Within the sector as a whole, we are working on an energy management digest that will give a voice to the RE sector in Uganda.
How has COVID-19 affected the Ugandan renewable energy sector?
EN: Hard. The COVID-19 situation has exposed fragilities in the Ugandan economy not seen before, especially from indigenous businesses.
There are micro and small-scale industries that suffered severe capital and income flow – loans had to be restructured or staff put on forced leave. Companies that were operating flexible payment mechanisms like the PAYGo systems failed to reach target.
In the course of the lockdown period, the classification of the off-grid solar sector as an essential service did not meet the criteria to be designated, so sales and installation virtually came to a complete halt too.
For instance, the latest GOGLA’s Semi Annual Sales and Impact Data report (January-June 2020) shows that Uganda reported at most 128,242 in off-grid product sales, which was a 42 percent reduction compared to the 2019 analysis and a 29 percent decline from the first half of 2019. Both cash and PAYGo sales declined throughout this reporting period.
SMEs suffered in three ways:
1. Import delays. With people at home, it meant also production in countries of import stalled. Like China, supplies had to take longer with closed borders further impacting operations.
2. Demand dropped significantly as many were focused on basic survival
3. Increased production costs although some government recovery programmes in place.
How do you see the renewable energies sector developing over the next five years?
EN: There are lots of new ideas and research going on in the sector and the pandemic has taught a lesson. We believe DRE (distributed renewable energy) is going to play a key role in electrifying the majority of Ugandans.
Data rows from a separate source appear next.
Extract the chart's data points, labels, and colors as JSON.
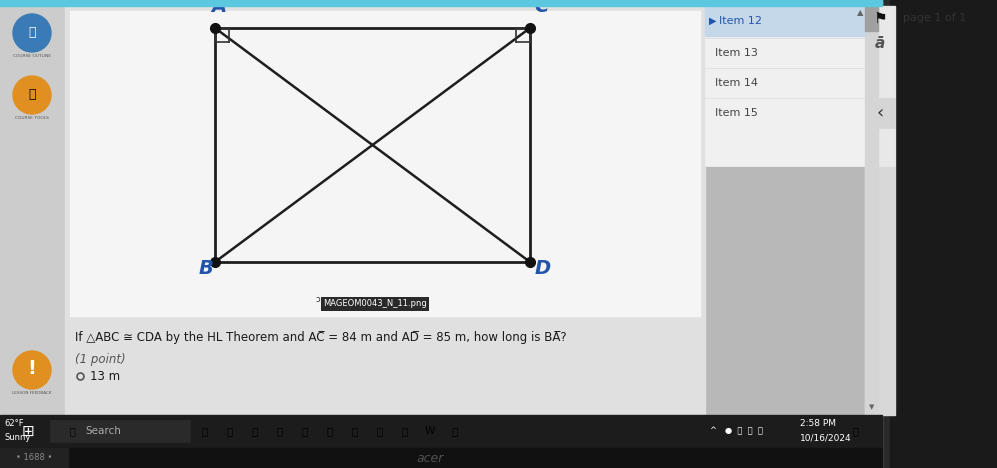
{
  "bg_color": "#b0b0b0",
  "top_bar_color": "#5bc8e0",
  "left_panel_color": "#d0d0d0",
  "content_bg": "#e8e8e8",
  "white_panel_color": "#f0f0f0",
  "sidebar_bg": "#ececec",
  "sidebar_selected_bg": "#c5d8ea",
  "sidebar_right_bg": "#e0e0e0",
  "label_color": "#2255aa",
  "point_color": "#1a1a1a",
  "line_color": "#222222",
  "sidebar_items": [
    "Item 12",
    "Item 13",
    "Item 14",
    "Item 15"
  ],
  "page_label": "page 1 of 1",
  "filename_label": "MAGEOM0043_N_11.png",
  "question_line": "If △ABC ≅ CDA by the HL Theorem and AC̅ = 84 m and AD̅ = 85 m, how long is BA̅?",
  "point_label": "(1 point)",
  "answer": "13 m",
  "time_str": "2:58 PM",
  "date_str": "10/16/2024",
  "weather_temp": "62°F",
  "weather_cond": "Sunny",
  "laptop_bezel_color": "#2a2a2a",
  "laptop_inner_color": "#1a1a1a",
  "scrollbar_color": "#c0c0c0",
  "scrollbar_thumb_color": "#909090",
  "taskbar_color": "#1c1c1c",
  "counter_text": "•1688•",
  "acer_color": "#505050"
}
My institutions are ready to take up this challenge, work to push scaling and reduction in the costs of energy through intelligent business models.
Are you optimistic about the future of the Alliance within Uganda?
EN: Yes, the recent achievements of the Alliance in the past two to three years show that we are in a better position to take the lead in promoting the use of RE solutions with a supportive industry-recognised network of private sector players.